08.09.2022 | Ben Kaden
Wer bereits länger mit der Entwicklung von Open Access befasst ist und sich an die frühen Diskussionen über die Farbenlehre – besonders Gold versus Grün – sowie die generellen Zukunftschancen des Ansatzes selbst erinnert, wird den mittlerweile eingetretenen Siegeszug von Open Access im wissenschaftliche Zeitschriftenwesen vermutlich mit gemischten Gefühlen betrachten. So traf man um 2003 am Institut für Bibliothekswissenschaft der Humboldt-Universität zu Berlin neben der frühen Open Access-Euphorie, die durch die Berliner Erklärung einen enormen diskursiven und ideellen Schub bekam, auch auf skeptische Positionen: Open Access wird sich nicht durchsetzen, denn es ist nicht finanzierbar, lautete ein Einwand. Institutionelle Repositorien werden nur für sonst kaum publizierbare Dissertationen und nebensächliche Protokollnotizen relevant sein, weil solche an Renommee armen Publikationsorte Todeszonen für jede wissenschaftliche Karriere sind. Zweitveröffentlichungen, also Green-OA, galten als unmäßiger Aufwand und Wissenschaftler*innen, die dafür Zeit haben, haben vielleicht generell zu viel Zeit.

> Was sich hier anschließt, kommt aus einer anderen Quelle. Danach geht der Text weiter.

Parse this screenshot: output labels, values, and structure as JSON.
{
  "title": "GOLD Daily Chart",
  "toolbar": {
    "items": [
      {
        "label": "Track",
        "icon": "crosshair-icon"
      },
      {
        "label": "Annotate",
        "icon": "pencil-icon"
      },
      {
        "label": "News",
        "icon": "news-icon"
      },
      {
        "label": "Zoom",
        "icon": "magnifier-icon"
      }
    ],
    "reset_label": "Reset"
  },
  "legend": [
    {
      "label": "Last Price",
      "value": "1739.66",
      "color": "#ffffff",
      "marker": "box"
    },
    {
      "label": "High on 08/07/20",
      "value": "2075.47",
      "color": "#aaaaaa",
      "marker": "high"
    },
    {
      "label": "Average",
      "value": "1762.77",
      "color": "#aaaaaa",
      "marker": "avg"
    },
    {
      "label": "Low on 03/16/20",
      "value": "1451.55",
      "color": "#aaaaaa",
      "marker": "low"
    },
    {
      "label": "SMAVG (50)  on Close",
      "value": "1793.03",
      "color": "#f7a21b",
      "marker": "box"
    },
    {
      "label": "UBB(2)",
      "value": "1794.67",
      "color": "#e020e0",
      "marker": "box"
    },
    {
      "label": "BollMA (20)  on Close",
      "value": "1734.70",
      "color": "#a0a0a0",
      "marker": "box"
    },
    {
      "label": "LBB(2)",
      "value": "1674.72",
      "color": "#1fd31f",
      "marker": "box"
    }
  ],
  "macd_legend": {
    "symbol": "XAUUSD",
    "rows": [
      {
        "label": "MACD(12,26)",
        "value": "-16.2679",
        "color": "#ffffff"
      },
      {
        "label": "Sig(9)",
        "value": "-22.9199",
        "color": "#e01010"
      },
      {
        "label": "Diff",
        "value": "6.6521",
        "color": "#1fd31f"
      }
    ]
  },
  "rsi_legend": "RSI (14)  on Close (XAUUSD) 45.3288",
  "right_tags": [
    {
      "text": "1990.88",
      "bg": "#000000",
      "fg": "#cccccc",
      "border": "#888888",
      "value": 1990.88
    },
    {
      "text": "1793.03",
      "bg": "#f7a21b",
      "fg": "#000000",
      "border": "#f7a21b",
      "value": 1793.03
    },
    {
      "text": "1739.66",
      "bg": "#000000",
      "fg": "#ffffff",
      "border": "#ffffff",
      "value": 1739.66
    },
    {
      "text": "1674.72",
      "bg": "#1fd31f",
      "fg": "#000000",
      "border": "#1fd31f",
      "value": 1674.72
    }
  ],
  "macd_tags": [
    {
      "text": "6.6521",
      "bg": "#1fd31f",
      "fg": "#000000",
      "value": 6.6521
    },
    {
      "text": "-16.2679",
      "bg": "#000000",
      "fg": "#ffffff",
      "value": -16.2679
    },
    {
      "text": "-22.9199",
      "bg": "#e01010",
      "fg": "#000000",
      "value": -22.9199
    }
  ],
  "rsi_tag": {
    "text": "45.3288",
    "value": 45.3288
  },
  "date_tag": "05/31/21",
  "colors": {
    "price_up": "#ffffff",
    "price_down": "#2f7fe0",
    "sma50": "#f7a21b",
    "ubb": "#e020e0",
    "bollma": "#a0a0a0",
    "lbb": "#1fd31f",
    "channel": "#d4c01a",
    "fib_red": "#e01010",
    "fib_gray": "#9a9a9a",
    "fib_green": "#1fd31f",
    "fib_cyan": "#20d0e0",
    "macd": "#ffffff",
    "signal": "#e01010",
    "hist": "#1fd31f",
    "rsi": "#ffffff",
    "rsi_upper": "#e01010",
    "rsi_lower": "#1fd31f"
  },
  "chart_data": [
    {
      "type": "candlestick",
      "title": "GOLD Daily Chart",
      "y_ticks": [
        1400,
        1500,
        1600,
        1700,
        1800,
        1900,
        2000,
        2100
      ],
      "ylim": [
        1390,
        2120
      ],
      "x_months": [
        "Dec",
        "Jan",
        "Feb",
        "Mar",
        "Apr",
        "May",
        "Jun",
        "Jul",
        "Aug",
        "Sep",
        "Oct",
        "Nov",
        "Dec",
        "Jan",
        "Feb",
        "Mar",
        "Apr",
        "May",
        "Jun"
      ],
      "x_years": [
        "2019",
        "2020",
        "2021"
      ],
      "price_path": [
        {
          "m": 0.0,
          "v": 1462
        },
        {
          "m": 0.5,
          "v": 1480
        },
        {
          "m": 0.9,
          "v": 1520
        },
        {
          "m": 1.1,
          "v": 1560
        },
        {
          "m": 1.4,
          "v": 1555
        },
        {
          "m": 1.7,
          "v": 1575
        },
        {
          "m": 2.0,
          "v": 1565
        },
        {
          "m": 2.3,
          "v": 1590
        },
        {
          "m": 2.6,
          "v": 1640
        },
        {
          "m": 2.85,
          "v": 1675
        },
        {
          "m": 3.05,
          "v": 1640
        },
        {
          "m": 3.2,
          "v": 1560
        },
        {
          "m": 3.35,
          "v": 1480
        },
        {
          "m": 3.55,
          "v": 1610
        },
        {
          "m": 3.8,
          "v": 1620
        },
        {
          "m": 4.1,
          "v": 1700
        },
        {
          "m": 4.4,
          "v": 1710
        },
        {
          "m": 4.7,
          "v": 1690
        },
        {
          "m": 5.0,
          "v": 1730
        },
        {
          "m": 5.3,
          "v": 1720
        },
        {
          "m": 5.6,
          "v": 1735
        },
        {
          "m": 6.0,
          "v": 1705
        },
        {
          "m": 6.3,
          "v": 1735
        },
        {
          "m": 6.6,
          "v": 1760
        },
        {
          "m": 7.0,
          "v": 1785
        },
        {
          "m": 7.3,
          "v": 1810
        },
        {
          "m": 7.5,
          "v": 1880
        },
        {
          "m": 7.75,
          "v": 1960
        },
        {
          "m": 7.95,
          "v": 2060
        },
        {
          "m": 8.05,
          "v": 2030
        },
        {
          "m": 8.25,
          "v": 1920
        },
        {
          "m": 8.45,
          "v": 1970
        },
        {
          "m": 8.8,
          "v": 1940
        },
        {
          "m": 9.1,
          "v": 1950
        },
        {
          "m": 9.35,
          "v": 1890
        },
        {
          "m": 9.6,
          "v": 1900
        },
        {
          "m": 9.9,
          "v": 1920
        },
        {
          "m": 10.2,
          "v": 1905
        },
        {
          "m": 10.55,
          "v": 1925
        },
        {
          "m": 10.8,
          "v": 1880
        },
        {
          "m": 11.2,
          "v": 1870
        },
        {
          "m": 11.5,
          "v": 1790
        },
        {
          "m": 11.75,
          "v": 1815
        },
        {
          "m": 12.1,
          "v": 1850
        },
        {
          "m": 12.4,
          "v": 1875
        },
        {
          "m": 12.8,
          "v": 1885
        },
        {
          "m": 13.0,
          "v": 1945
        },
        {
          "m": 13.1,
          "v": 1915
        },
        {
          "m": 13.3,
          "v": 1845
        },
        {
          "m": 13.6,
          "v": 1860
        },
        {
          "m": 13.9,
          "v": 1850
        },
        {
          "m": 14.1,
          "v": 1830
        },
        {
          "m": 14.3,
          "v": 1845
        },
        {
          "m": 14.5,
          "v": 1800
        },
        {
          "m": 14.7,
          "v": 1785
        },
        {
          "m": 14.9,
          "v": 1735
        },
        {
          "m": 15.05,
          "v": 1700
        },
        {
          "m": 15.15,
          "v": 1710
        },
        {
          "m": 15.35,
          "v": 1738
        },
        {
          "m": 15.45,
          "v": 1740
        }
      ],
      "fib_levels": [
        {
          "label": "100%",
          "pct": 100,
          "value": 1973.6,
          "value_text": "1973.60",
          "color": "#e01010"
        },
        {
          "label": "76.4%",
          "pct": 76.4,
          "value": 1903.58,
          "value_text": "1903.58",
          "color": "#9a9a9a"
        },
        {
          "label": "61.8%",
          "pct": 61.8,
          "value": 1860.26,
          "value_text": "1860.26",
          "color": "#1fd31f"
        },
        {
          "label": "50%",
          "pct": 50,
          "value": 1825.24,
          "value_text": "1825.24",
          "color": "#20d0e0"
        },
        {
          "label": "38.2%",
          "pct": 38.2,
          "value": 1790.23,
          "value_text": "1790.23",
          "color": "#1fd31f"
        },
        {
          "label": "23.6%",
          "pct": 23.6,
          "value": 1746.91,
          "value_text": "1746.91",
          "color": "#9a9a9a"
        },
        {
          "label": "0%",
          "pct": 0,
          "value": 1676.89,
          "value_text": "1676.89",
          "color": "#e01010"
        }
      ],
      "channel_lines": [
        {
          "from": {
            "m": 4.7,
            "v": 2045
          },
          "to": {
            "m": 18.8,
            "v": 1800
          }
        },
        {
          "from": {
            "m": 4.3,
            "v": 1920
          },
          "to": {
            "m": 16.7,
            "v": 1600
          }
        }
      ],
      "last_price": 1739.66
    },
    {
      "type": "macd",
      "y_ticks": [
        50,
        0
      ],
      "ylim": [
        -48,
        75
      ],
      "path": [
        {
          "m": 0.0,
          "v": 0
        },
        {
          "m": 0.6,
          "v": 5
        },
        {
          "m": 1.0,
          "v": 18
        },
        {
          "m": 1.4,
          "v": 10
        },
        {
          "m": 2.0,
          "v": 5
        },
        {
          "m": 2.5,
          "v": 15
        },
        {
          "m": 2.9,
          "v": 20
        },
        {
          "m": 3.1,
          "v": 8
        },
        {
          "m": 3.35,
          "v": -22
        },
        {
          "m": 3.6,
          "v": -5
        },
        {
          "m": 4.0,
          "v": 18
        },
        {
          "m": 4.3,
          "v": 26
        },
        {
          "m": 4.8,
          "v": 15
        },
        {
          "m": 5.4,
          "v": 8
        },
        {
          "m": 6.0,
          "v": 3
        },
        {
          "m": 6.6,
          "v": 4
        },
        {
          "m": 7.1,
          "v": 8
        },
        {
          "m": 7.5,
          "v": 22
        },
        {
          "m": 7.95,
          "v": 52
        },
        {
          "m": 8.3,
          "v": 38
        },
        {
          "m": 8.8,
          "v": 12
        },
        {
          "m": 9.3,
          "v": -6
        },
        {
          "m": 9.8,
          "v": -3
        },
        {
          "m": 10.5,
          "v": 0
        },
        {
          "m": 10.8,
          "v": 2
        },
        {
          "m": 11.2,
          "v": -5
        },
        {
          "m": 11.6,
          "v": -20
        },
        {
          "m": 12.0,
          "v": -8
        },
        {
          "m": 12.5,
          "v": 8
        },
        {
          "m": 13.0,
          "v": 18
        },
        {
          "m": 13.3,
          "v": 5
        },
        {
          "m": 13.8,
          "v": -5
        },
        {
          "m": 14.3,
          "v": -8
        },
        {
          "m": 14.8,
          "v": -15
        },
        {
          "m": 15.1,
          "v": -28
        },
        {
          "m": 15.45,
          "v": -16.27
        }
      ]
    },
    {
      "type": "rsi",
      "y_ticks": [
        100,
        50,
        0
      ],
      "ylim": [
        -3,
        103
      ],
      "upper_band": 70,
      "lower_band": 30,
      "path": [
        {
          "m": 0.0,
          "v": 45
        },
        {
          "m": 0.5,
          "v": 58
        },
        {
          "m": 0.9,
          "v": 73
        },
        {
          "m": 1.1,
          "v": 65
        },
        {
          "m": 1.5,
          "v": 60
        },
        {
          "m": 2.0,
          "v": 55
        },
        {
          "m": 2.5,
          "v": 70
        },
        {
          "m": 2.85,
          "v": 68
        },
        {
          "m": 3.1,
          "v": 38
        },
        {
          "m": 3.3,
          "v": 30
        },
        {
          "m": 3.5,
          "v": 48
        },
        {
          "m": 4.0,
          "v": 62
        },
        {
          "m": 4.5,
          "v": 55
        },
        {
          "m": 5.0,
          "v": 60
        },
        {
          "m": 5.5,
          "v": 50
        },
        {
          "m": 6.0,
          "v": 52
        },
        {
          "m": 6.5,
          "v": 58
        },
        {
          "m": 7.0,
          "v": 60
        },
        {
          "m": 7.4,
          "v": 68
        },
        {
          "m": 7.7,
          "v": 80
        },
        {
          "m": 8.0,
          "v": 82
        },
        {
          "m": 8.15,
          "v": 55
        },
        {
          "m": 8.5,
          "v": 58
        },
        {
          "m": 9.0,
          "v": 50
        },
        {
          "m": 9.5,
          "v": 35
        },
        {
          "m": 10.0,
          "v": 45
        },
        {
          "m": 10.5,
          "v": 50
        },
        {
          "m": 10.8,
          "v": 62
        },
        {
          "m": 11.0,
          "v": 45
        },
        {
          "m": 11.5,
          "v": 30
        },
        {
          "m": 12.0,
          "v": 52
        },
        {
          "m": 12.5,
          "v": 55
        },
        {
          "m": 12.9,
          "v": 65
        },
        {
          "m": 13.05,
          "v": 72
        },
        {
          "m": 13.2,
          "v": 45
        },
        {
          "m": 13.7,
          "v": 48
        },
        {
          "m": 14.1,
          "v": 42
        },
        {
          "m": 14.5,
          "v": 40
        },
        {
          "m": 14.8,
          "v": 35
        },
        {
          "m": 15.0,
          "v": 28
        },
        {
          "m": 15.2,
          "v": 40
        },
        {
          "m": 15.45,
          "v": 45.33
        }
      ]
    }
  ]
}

Gut zwanzig Jahre später haben sich einige Dinge geändert. Repositorien sind vielleicht nicht überall ein Erfolgsmodell, haben sich aber als selbstverständlicher Baustein der wissenschaftlichen Informationsinfrastruktur durchgesetzt.
Noch spürbarer wird es aber bei den Zeitschriftenpublikationen, wie eine im Mai erschienene Studie zur Entwicklung von Open Access zwischen 2016 und 2020 bestätigt. (Lin Zhang, Yahui Wei, Ying Huang, Gunnar Sivertsen: Should open access lead to closed research? The trends towards paying to perform research. In: Scientometrics (2022). https://doi.org/10.1007/s11192-022-04407-5) Gold-Open-Access dominiert und zwar nicht nur Open Access. Vielmehr zeigt die Studie anhand einer Auswertung der bei InCites verfügbaren Daten, dass die Zahl der reinen Subskriptionstitel schrumpft. Von insgesamt 12.289 dort nachgewiesenen Titeln waren nur noch 2577 reine Subskriptionstitel. Der Rest bot zumindest im Hybridverfahren eine Open-Access-Publikationsmöglichkeit.
Dass es soweit kam, liegt an der Antwort auf die Frage des Jahres 2003: Wer wird Open Access bezahlen? In gewisser Weise, mit neuen und damals noch nicht so vorhersehbaren Differenzierungen, bleiben es die selben Institutionen, die bereits die Subskriptionen finanzierten, nur nach anderen Modellen. Theoretisch sind die Bibliotheksbudgets nicht mehr zwingend im Spiel, praktisch sind es zumindest die Hochschulbibliotheken allerdings, wie wir auch im Land Brandenburg gesehen, doch.
Strategische Initiativen wie Plan S oder auch DEAL beschleunigen die Transformation in diese Richtung. Es wird also gezahlt und zwar in erheblichem Umfang, Der Open-Access-Markt lohnt sich für die Verlage auch deshalb, weil er sich auf wenige Publisher konzentriert und deren Anteile und Umsatzmöglichkeiten entsprechend groß sind. Die Studie weist noch einmal auf die Dominanz der großen Sieben hin: Elsevier, IEEE, Oxford University Press, Springer Nature, Sage, Taylor & Francis, and Wiley. Hinter diesen Namen stehen mittlerweile auch zahlreichen Zusammenschlüsse und Übernahmen auch genuiner Open-Access-Publisher. Der Umsatz, der mit Publikationsgebühren bzw. Article-Processing-Charges (APC) gemacht wird, verdreifachte sich zwischen 2016 und 2020, so die Studie. Für 2022 wird ein Gesamt-APC-Volumen von zwei Milliarden Dollar geschätzt.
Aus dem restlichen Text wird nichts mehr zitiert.